Wanting What She Can't Have
“I didn’t want to be vulnerable again. When Bree died it hurt so much. It left me feeling so empty inside that every breath was agony. The idea of loving anyone again scared me into telling myself I couldn’t love again—that I didn’t deserve to.”
“Everyone deserves love,” Alexis said softly.
“I know that now.” He drew in a shuddering breath. “For so long I was angry—felt so helpless. I hated having choice taken from me the way Bree did when she didn’t tell me about her aneurysm. I’ll never know whether, knowing the risks, she believed she’d get through Ruby’s birth okay or whether she had some kind of premonition that she’d die and thought it would be worth it regardless, but either way she made choices that should have involved me and instead she shut me out. Doing that went against everything we’d promised one another, and if I couldn’t trust her anymore, how could I trust anyone?”
Raoul leaned forward, his elbows on his knees and lifted one hand to his face, rubbing at his eyes.
“When Ruby was born I was too afraid to let myself love her. At first she was so ill that the doctors said her survival was touch and go, especially in the first few days. Even after she battled past that, I wouldn’t let myself feel anything for her. She was so vulnerable, so dependent. I knew nothing about babies, nothing about being a father. We were supposed to have done all that together, Bree and me. The very idea of taking Ruby home and caring for her, alone, made me sick with fear.”

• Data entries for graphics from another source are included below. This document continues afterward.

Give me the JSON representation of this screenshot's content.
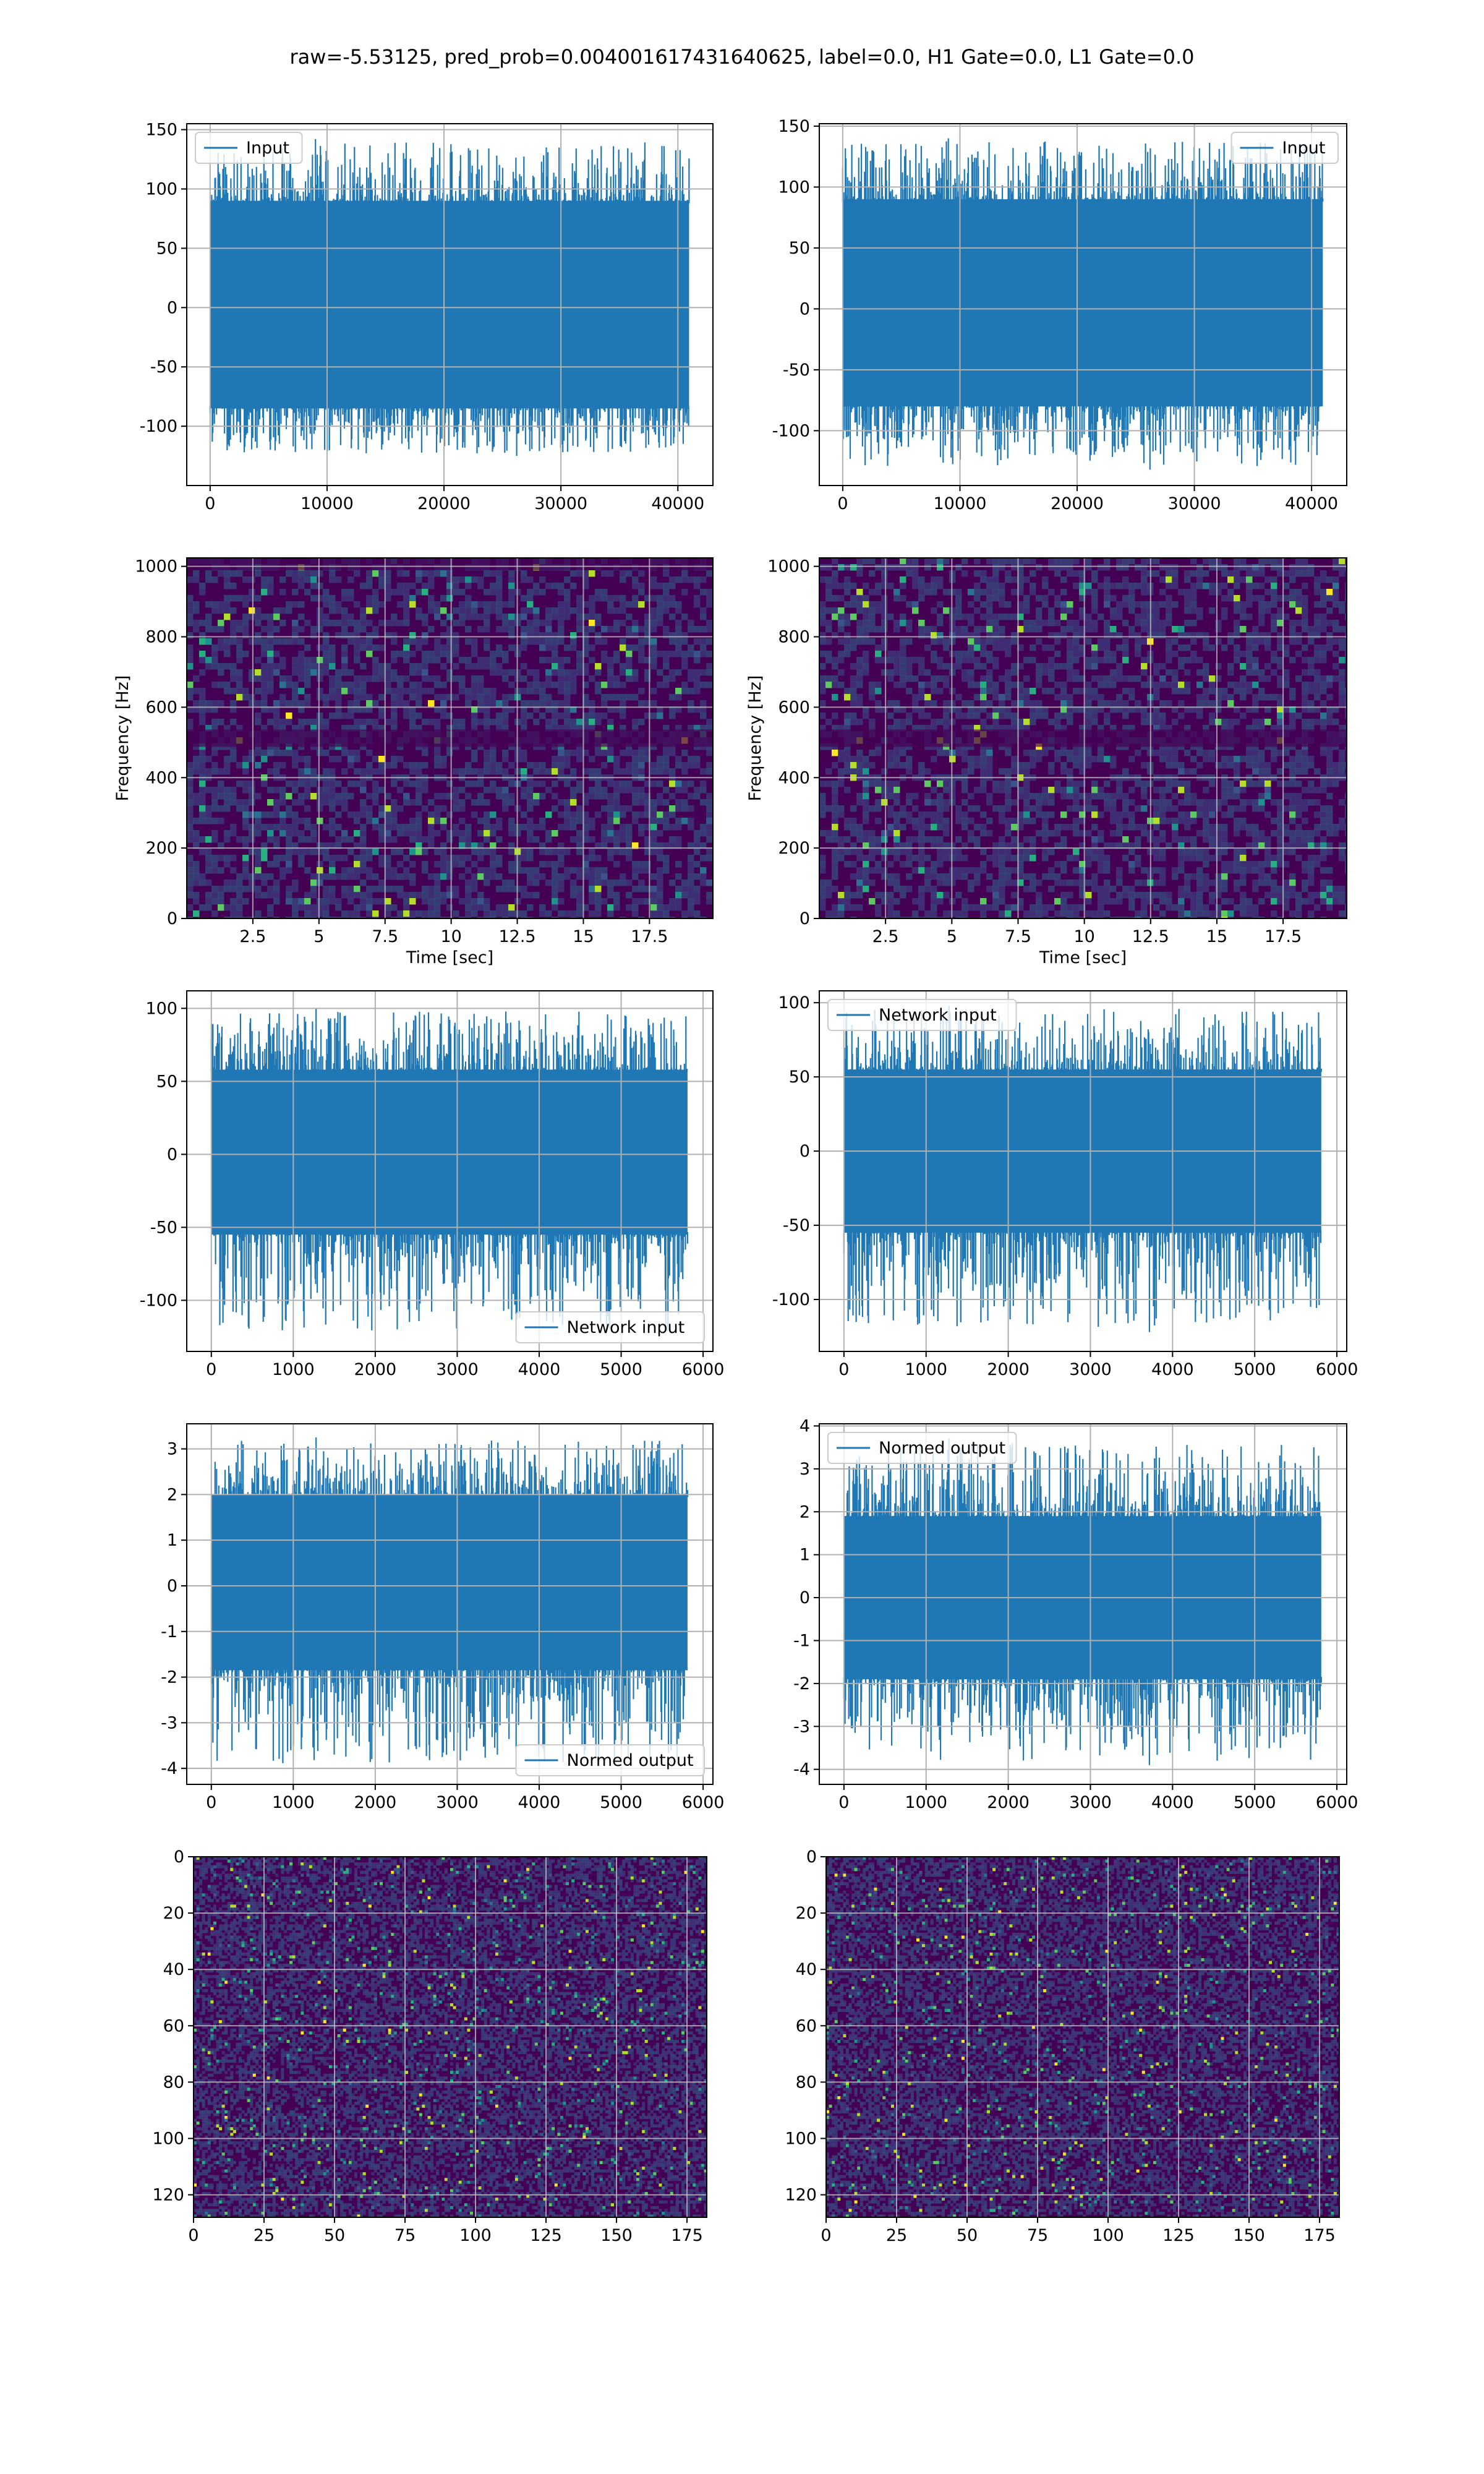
{
  "figure": {
    "title": "raw=-5.53125, pred_prob=0.004001617431640625, label=0.0, H1 Gate=0.0, L1 Gate=0.0"
  },
  "colors": {
    "line": "#1f77b4",
    "grid": "#b0b0b0",
    "viridis_low": "#440154",
    "viridis_mid": "#21918c",
    "viridis_high": "#fde725"
  },
  "chart_data": [
    {
      "id": "r0c0",
      "type": "line",
      "row": 0,
      "col": 0,
      "title": "",
      "xlabel": "",
      "ylabel": "",
      "xlim": [
        -2000,
        43000
      ],
      "ylim": [
        -150,
        155
      ],
      "xticks": [
        0,
        10000,
        20000,
        30000,
        40000
      ],
      "yticks": [
        -100,
        -50,
        0,
        50,
        100,
        150
      ],
      "grid": true,
      "legend": "upper-left",
      "series": [
        {
          "name": "Input",
          "x_range": [
            0,
            40960
          ],
          "envelope": [
            -85,
            90
          ],
          "max": 142,
          "min": -125
        }
      ]
    },
    {
      "id": "r0c1",
      "type": "line",
      "row": 0,
      "col": 1,
      "title": "",
      "xlabel": "",
      "ylabel": "",
      "xlim": [
        -2000,
        43000
      ],
      "ylim": [
        -145,
        152
      ],
      "xticks": [
        0,
        10000,
        20000,
        30000,
        40000
      ],
      "yticks": [
        -100,
        -50,
        0,
        50,
        100,
        150
      ],
      "grid": true,
      "legend": "upper-right",
      "series": [
        {
          "name": "Input",
          "x_range": [
            0,
            40960
          ],
          "envelope": [
            -80,
            90
          ],
          "max": 140,
          "min": -132
        }
      ]
    },
    {
      "id": "r1c0",
      "type": "heatmap",
      "row": 1,
      "col": 0,
      "title": "",
      "xlabel": "Time [sec]",
      "ylabel": "Frequency [Hz]",
      "xlim": [
        0,
        19.9
      ],
      "ylim": [
        0,
        1024
      ],
      "xticks": [
        2.5,
        5.0,
        7.5,
        10.0,
        12.5,
        15.0,
        17.5
      ],
      "yticks": [
        0,
        200,
        400,
        600,
        800,
        1000
      ],
      "grid": true,
      "colormap": "viridis",
      "seed": 11,
      "band_rows": [
        0.5,
        0.99
      ]
    },
    {
      "id": "r1c1",
      "type": "heatmap",
      "row": 1,
      "col": 1,
      "title": "",
      "xlabel": "Time [sec]",
      "ylabel": "Frequency [Hz]",
      "xlim": [
        0,
        19.9
      ],
      "ylim": [
        0,
        1024
      ],
      "xticks": [
        2.5,
        5.0,
        7.5,
        10.0,
        12.5,
        15.0,
        17.5
      ],
      "yticks": [
        0,
        200,
        400,
        600,
        800,
        1000
      ],
      "grid": true,
      "colormap": "viridis",
      "seed": 23,
      "band_rows": [
        0.5
      ]
    },
    {
      "id": "r2c0",
      "type": "line",
      "row": 2,
      "col": 0,
      "title": "",
      "xlabel": "",
      "ylabel": "",
      "xlim": [
        -300,
        6120
      ],
      "ylim": [
        -135,
        112
      ],
      "xticks": [
        0,
        1000,
        2000,
        3000,
        4000,
        5000,
        6000
      ],
      "yticks": [
        -100,
        -50,
        0,
        50,
        100
      ],
      "grid": true,
      "legend": "lower-right",
      "series": [
        {
          "name": "Network input",
          "x_range": [
            0,
            5810
          ],
          "envelope": [
            -55,
            58
          ],
          "max": 100,
          "min": -125
        }
      ]
    },
    {
      "id": "r2c1",
      "type": "line",
      "row": 2,
      "col": 1,
      "title": "",
      "xlabel": "",
      "ylabel": "",
      "xlim": [
        -300,
        6120
      ],
      "ylim": [
        -135,
        108
      ],
      "xticks": [
        0,
        1000,
        2000,
        3000,
        4000,
        5000,
        6000
      ],
      "yticks": [
        -100,
        -50,
        0,
        50,
        100
      ],
      "grid": true,
      "legend": "upper-left",
      "series": [
        {
          "name": "Network input",
          "x_range": [
            0,
            5810
          ],
          "envelope": [
            -55,
            55
          ],
          "max": 98,
          "min": -122
        }
      ]
    },
    {
      "id": "r3c0",
      "type": "line",
      "row": 3,
      "col": 0,
      "title": "",
      "xlabel": "",
      "ylabel": "",
      "xlim": [
        -300,
        6120
      ],
      "ylim": [
        -4.35,
        3.55
      ],
      "xticks": [
        0,
        1000,
        2000,
        3000,
        4000,
        5000,
        6000
      ],
      "yticks": [
        -4,
        -3,
        -2,
        -1,
        0,
        1,
        2,
        3
      ],
      "grid": true,
      "legend": "lower-right",
      "series": [
        {
          "name": "Normed output",
          "x_range": [
            0,
            5810
          ],
          "envelope": [
            -1.85,
            2.0
          ],
          "max": 3.25,
          "min": -4.0
        }
      ]
    },
    {
      "id": "r3c1",
      "type": "line",
      "row": 3,
      "col": 1,
      "title": "",
      "xlabel": "",
      "ylabel": "",
      "xlim": [
        -300,
        6120
      ],
      "ylim": [
        -4.35,
        4.05
      ],
      "xticks": [
        0,
        1000,
        2000,
        3000,
        4000,
        5000,
        6000
      ],
      "yticks": [
        -4,
        -3,
        -2,
        -1,
        0,
        1,
        2,
        3,
        4
      ],
      "grid": true,
      "legend": "upper-left",
      "series": [
        {
          "name": "Normed output",
          "x_range": [
            0,
            5810
          ],
          "envelope": [
            -1.9,
            1.9
          ],
          "max": 3.7,
          "min": -3.9
        }
      ]
    },
    {
      "id": "r4c0",
      "type": "heatmap",
      "row": 4,
      "col": 0,
      "title": "",
      "xlabel": "",
      "ylabel": "",
      "xlim": [
        0,
        182
      ],
      "ylim": [
        128,
        0
      ],
      "y_inverted": true,
      "xticks": [
        0,
        25,
        50,
        75,
        100,
        125,
        150,
        175
      ],
      "yticks": [
        0,
        20,
        40,
        60,
        80,
        100,
        120
      ],
      "grid": true,
      "colormap": "viridis",
      "seed": 37,
      "band_rows": []
    },
    {
      "id": "r4c1",
      "type": "heatmap",
      "row": 4,
      "col": 1,
      "title": "",
      "xlabel": "",
      "ylabel": "",
      "xlim": [
        0,
        182
      ],
      "ylim": [
        128,
        0
      ],
      "y_inverted": true,
      "xticks": [
        0,
        25,
        50,
        75,
        100,
        125,
        150,
        175
      ],
      "yticks": [
        0,
        20,
        40,
        60,
        80,
        100,
        120
      ],
      "grid": true,
      "colormap": "viridis",
      "seed": 53,
      "band_rows": []
    }
  ]
}
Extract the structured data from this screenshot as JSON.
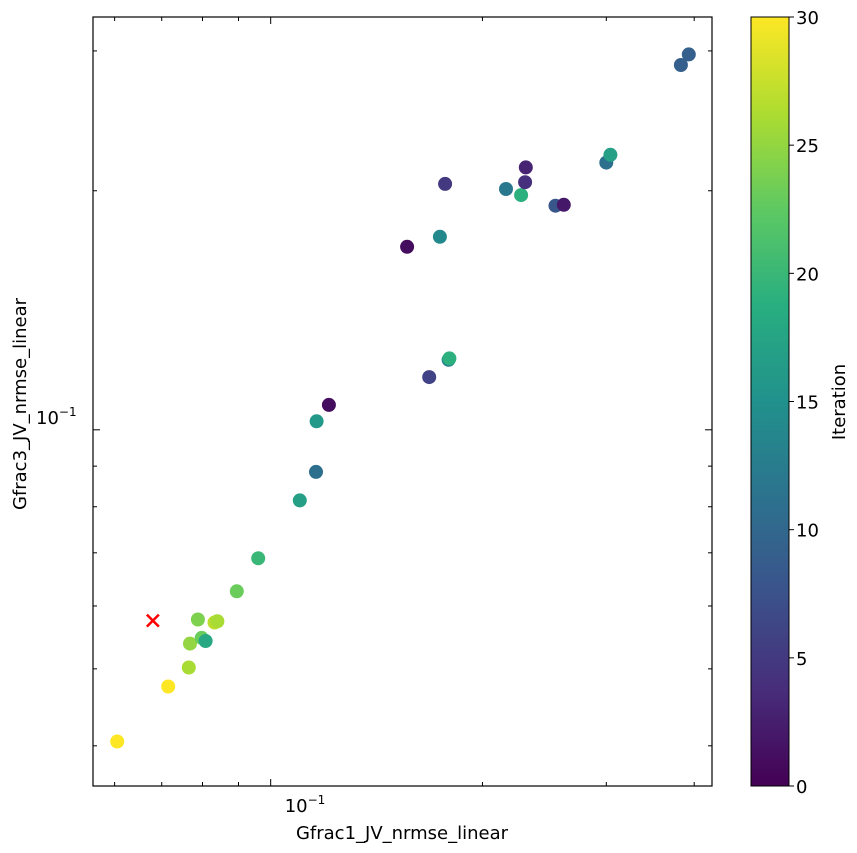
{
  "chart_data": {
    "type": "scatter",
    "title": "",
    "xlabel": "Gfrac1_JV_nrmse_linear",
    "ylabel": "Gfrac3_JV_nrmse_linear",
    "x_scale": "log",
    "y_scale": "log",
    "xlim": [
      0.0559,
      0.424
    ],
    "ylim": [
      0.0356,
      0.331
    ],
    "x_tick_labels": [
      {
        "value": 0.1,
        "base": "10",
        "exp": "−1"
      }
    ],
    "y_tick_labels": [
      {
        "value": 0.1,
        "base": "10",
        "exp": "−1"
      }
    ],
    "colorbar": {
      "label": "Iteration",
      "colormap": "viridis",
      "range": [
        0,
        30
      ],
      "ticks": [
        "0",
        "5",
        "10",
        "15",
        "20",
        "25",
        "30"
      ]
    },
    "points": [
      {
        "x": 0.0605,
        "y": 0.0405,
        "iteration": 30
      },
      {
        "x": 0.0715,
        "y": 0.0475,
        "iteration": 30
      },
      {
        "x": 0.0765,
        "y": 0.0502,
        "iteration": 26
      },
      {
        "x": 0.0768,
        "y": 0.0538,
        "iteration": 25
      },
      {
        "x": 0.0788,
        "y": 0.0577,
        "iteration": 24
      },
      {
        "x": 0.0798,
        "y": 0.0547,
        "iteration": 23
      },
      {
        "x": 0.0808,
        "y": 0.0542,
        "iteration": 18
      },
      {
        "x": 0.0832,
        "y": 0.0572,
        "iteration": 27
      },
      {
        "x": 0.084,
        "y": 0.0574,
        "iteration": 26
      },
      {
        "x": 0.0895,
        "y": 0.0626,
        "iteration": 23
      },
      {
        "x": 0.096,
        "y": 0.0689,
        "iteration": 20
      },
      {
        "x": 0.11,
        "y": 0.0815,
        "iteration": 17
      },
      {
        "x": 0.116,
        "y": 0.0885,
        "iteration": 11
      },
      {
        "x": 0.1162,
        "y": 0.1025,
        "iteration": 16
      },
      {
        "x": 0.121,
        "y": 0.1075,
        "iteration": 1
      },
      {
        "x": 0.168,
        "y": 0.1165,
        "iteration": 6
      },
      {
        "x": 0.179,
        "y": 0.1225,
        "iteration": 13
      },
      {
        "x": 0.1795,
        "y": 0.123,
        "iteration": 19
      },
      {
        "x": 0.1563,
        "y": 0.17,
        "iteration": 1
      },
      {
        "x": 0.174,
        "y": 0.175,
        "iteration": 14
      },
      {
        "x": 0.177,
        "y": 0.204,
        "iteration": 5
      },
      {
        "x": 0.216,
        "y": 0.201,
        "iteration": 12
      },
      {
        "x": 0.227,
        "y": 0.1975,
        "iteration": 19
      },
      {
        "x": 0.23,
        "y": 0.205,
        "iteration": 4
      },
      {
        "x": 0.2305,
        "y": 0.214,
        "iteration": 3
      },
      {
        "x": 0.254,
        "y": 0.1915,
        "iteration": 8
      },
      {
        "x": 0.261,
        "y": 0.192,
        "iteration": 2
      },
      {
        "x": 0.3,
        "y": 0.217,
        "iteration": 11
      },
      {
        "x": 0.304,
        "y": 0.222,
        "iteration": 17
      },
      {
        "x": 0.383,
        "y": 0.288,
        "iteration": 9
      },
      {
        "x": 0.393,
        "y": 0.297,
        "iteration": 9
      }
    ],
    "markers": [
      {
        "x": 0.068,
        "y": 0.0575,
        "symbol": "x",
        "color": "#ff0000"
      }
    ]
  }
}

“You would have had Catherine, your friends, your extended family,” Alexis reminded him.
“I know that now, but I couldn’t think rationally then. And there was something else, too.” He made a sound of disgust. “I resented her. Can you believe it? I resented my tiny newborn daughter because her mother had chosen Ruby’s life over her own. Rather than see her birth as a gift, I saw it only as a burden. So, instead of stepping up to my responsibilities I ignored them. I let Catherine take over Ruby’s care, telling myself it was okay because I was grieving. But then it became easier to simply let things keep on going the way they always had. The more distance I had from Ruby, the closer she grew to her grandmother, the less I needed to worry that I might have to assume my obligations toward her as her father, any opportunities to fail her, hurt her or lose her.”
“Ruby’s lucky to have Catherine in her life,” Alexis said, not minimizing in any way Raoul’s desertion of his daughter. “She could have done worse.”
“Yeah, she could have been forced to spend all of her first nine months with a father who saw her as a constant reminder of his failures as a husband and as a father. Every minute I spent with her, and Catherine would insist on bringing her around from time to time, she just forced me to remember that my big dreams for a family had taken her mother from us both. That, ultimately, I was responsible for everything that happened.”
Alexis shook her head. “You’re taking rather a lot on yourself. You weren’t the only one involved here.”
“It seemed like it at the time. Unreasonable, I know. Self-centered, definitely. I put myself in a loop where every day would be the same with work as my panacea, my catharsis. Even so, until you arrived, I was just going through the motions. Living only half a life.”
“Until I arrived?”
“You made me remember what happened the first time I saw you, the way you made me feel. For months I’d imprisoned anything remotely like sensation. I thought I’d finally purged that from my existence, and then, there you were. A golden light just pulsing with warmth. And you wouldn’t take no for an answer.”
Alexis frowned, remembering their meeting when she arrived at the winery. “The first time you saw me...you mean back in April?”
“No, I mean the very first time. There were sparks between us the day that we met, when Bree introduced us. I know you felt them, too. It’s why you pulled away from Bree, wasn’t it?”
“Yes,” she whispered.
Alexis closed her eyes in shame. He’d seen the way she’d felt about him even then? Did that mean Bree had seen it, too?
“I loved my wife, but for some reason I couldn’t help but be attracted to you, too. When you came back, that all came rushing back with you. It left me not only hating that you’d roused emotions from deep inside of me again but also hating myself for what I saw as a betrayal of Bree.”
His voice cracked on his words, making Alexis’s heart squeeze in empathy. She searched in vain for the right words to say. Raoul turned to her, his face a tortured mask of pain.